By Peter Nurse
Investing.com - Oil markets edged lower Monday, consolidating after recent strong gains despite a group of major oil producers agreeing to extend record production cuts.
At 8:10 AM ET (1210 GMT), U.S. crude futures traded 0.9% lower at $39.20 a barrel. The international benchmark Brent contract fell 0.2% to $42.20.
Over the weekend, the Organization of Petroleum Exporting Countries and its allies agreed to extend massive output cuts by an extra month, with the group’s leaders--mainly Saudi Arabia and Russia--also persuading other group members to fulfill their promises to reduce production.
Oil has doubled since April as OPEC+ cuts trimmed a global glut and demand staged a rebound, with Brent futures posting a sixth weekly increase on Friday, the longest run of gains since May 2018.
Adding to positive news, China’s crude imports soared to an all-time high last month, surging to 47.97 million tons in May, or 11.34 million barrels a day, according to customs data on Sunday.
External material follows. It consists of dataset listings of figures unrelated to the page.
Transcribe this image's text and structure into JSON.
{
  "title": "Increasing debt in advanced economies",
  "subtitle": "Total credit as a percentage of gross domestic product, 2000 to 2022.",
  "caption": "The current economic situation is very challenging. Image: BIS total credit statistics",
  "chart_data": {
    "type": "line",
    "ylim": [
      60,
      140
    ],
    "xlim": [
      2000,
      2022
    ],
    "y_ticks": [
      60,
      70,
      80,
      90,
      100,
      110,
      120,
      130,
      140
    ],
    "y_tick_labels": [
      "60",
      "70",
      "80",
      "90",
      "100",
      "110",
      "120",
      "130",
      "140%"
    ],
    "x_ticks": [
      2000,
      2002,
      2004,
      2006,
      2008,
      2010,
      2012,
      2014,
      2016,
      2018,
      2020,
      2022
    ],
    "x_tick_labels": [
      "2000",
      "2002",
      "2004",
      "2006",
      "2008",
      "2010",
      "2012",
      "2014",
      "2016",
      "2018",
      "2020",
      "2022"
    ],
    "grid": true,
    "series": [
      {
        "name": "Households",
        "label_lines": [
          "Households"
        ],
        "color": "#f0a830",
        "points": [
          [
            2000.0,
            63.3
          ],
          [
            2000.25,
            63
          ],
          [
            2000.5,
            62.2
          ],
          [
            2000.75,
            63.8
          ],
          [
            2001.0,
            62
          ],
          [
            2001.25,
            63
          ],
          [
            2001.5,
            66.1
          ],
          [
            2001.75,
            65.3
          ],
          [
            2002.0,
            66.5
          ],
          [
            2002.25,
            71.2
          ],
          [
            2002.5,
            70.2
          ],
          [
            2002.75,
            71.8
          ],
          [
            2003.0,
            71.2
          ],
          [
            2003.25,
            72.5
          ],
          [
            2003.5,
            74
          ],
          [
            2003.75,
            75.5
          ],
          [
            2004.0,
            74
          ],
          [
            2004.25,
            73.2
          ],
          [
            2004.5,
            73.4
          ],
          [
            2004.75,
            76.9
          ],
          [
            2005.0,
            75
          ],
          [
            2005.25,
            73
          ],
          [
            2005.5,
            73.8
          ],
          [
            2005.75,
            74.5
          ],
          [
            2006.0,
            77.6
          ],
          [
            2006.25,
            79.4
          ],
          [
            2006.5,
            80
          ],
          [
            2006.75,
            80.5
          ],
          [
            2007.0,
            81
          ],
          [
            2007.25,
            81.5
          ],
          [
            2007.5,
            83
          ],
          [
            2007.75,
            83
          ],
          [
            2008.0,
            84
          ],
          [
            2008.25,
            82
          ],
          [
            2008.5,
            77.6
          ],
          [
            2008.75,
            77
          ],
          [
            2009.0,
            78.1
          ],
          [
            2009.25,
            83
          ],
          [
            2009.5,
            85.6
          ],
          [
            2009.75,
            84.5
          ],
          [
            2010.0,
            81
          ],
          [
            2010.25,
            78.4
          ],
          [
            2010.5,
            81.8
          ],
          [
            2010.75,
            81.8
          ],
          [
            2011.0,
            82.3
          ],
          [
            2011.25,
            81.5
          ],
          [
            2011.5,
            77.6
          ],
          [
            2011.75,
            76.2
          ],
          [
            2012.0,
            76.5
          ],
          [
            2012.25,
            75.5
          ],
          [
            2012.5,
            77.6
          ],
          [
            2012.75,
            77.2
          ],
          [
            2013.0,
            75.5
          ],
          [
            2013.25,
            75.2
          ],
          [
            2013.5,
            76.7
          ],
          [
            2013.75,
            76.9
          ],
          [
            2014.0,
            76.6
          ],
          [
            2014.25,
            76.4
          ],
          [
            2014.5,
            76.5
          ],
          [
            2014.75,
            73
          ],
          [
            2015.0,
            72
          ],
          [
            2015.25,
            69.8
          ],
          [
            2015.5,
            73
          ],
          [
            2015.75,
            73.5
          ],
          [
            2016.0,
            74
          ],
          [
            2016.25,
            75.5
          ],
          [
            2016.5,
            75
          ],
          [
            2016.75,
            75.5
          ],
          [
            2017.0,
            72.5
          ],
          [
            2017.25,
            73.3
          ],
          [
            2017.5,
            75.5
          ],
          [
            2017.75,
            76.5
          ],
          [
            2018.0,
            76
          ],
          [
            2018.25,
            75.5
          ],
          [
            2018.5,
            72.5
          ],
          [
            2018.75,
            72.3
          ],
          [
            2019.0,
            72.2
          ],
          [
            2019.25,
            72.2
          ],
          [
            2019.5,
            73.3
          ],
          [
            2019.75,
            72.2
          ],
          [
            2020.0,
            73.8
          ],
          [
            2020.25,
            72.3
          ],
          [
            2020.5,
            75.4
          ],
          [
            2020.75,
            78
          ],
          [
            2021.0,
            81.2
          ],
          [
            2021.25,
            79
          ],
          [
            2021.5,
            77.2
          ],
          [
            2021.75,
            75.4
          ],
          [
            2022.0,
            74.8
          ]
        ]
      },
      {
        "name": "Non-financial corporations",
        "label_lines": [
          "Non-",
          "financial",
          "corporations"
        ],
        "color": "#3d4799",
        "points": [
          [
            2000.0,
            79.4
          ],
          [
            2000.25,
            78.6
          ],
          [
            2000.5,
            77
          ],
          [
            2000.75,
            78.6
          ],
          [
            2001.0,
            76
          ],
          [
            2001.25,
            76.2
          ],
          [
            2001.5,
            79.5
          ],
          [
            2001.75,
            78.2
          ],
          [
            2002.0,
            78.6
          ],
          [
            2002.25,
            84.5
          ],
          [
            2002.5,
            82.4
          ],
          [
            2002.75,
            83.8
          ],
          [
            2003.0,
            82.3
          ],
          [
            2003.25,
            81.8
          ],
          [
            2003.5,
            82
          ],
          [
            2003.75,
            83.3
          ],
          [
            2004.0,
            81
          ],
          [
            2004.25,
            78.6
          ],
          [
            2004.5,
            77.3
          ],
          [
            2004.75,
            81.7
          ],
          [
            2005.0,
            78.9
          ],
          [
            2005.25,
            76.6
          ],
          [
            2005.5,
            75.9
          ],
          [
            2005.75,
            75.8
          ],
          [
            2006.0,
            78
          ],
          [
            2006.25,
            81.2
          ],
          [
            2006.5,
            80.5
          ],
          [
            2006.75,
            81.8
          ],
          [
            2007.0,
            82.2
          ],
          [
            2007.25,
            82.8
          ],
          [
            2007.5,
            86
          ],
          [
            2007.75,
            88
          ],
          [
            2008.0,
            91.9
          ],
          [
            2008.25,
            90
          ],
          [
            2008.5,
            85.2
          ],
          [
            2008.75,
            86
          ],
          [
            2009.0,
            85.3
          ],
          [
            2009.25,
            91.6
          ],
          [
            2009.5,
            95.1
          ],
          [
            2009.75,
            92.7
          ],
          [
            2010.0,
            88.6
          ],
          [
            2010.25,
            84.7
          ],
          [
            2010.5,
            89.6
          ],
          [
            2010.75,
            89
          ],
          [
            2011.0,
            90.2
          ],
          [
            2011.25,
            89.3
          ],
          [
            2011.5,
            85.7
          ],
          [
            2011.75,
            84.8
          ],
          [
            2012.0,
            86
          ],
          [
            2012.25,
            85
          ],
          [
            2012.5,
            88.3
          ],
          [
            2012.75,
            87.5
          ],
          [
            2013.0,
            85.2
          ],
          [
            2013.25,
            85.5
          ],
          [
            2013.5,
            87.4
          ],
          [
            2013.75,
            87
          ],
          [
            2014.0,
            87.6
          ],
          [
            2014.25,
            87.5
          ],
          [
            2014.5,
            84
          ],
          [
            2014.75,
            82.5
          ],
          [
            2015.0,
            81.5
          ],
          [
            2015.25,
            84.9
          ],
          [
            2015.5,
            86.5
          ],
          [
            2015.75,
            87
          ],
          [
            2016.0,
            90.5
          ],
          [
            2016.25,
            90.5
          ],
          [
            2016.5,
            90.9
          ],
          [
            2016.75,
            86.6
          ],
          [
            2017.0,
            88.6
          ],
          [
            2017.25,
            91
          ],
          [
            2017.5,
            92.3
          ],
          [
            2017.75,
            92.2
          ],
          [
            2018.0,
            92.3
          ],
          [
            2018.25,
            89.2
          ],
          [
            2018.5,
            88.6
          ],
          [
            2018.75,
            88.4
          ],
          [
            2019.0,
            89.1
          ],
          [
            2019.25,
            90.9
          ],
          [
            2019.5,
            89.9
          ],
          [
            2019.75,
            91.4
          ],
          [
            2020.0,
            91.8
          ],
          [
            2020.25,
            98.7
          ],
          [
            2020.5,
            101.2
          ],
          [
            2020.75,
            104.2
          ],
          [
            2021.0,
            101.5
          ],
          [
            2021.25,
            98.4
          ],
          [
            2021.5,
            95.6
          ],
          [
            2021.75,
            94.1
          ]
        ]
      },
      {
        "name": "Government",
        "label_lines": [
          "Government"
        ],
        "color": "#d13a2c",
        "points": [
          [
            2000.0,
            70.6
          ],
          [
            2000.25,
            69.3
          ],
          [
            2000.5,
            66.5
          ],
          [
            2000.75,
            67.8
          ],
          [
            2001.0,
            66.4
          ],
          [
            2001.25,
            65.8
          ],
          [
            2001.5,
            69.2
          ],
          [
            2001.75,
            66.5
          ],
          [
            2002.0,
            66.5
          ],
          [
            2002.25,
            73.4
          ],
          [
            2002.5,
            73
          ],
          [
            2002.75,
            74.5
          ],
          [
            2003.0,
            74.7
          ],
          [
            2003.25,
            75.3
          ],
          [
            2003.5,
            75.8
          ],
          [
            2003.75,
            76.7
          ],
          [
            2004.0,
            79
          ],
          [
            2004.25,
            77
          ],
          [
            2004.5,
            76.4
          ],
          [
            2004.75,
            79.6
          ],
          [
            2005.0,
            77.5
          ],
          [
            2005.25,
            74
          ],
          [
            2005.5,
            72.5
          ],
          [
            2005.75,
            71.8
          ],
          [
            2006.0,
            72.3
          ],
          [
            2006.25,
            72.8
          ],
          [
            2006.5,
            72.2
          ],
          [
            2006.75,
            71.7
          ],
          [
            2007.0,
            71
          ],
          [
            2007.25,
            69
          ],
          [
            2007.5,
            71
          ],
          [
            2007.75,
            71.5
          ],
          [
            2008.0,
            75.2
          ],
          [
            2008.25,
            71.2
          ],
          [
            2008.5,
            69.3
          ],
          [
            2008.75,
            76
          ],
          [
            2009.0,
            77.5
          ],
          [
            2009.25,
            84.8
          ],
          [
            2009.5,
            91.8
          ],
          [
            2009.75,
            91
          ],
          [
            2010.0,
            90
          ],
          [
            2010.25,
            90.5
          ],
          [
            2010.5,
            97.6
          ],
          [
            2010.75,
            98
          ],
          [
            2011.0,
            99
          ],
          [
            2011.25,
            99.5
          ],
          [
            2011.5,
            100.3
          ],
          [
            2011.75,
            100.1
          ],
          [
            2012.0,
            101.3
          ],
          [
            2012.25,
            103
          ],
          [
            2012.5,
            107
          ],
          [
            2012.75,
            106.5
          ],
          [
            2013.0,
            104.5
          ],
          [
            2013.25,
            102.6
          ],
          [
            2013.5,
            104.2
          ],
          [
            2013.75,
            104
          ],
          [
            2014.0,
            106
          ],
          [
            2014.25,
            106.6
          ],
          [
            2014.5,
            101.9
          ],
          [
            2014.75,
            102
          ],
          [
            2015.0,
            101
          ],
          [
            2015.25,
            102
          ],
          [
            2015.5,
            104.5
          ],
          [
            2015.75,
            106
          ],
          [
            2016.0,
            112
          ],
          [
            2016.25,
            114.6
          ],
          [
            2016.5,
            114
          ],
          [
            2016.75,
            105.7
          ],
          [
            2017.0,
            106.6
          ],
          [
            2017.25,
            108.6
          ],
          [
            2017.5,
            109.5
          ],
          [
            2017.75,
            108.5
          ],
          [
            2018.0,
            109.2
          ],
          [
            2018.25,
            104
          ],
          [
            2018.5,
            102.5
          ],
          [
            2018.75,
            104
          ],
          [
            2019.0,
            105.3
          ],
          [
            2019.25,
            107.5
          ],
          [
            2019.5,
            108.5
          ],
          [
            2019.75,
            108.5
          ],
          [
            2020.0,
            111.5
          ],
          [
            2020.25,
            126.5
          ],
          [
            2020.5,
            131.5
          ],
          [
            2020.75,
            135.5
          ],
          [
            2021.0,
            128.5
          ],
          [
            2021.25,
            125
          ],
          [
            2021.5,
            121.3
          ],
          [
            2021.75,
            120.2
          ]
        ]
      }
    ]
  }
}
That’s a 15% jump from April and 160,000 barrels a day more than the previous record set in November.
Saudi Aramco (SE:2222) also increased its Arab Light pricing by $6.10 a barrel from June, according to a pricing list seen by Bloomberg, the biggest rise in at least 20 years.
That said, further gains may prove hard to achieve, as witnessed by Monday’s drift lower.
“There is no enforcement mechanism,” said ING, about the weekend’s deal, in a research note to clients, “it is difficult to believe that the likes of Iraq will suddenly start to comply with the deal.”
Additionally, the reopening of two major oilfields in Libya, after a months-long blockade, could offer up more supply.
“The potential return of Libyan output could also cause considerable challenges for the OPEC leadership,” said Helima Croft, head of global commodity strategy at RBC Capital Markets, on CNBC.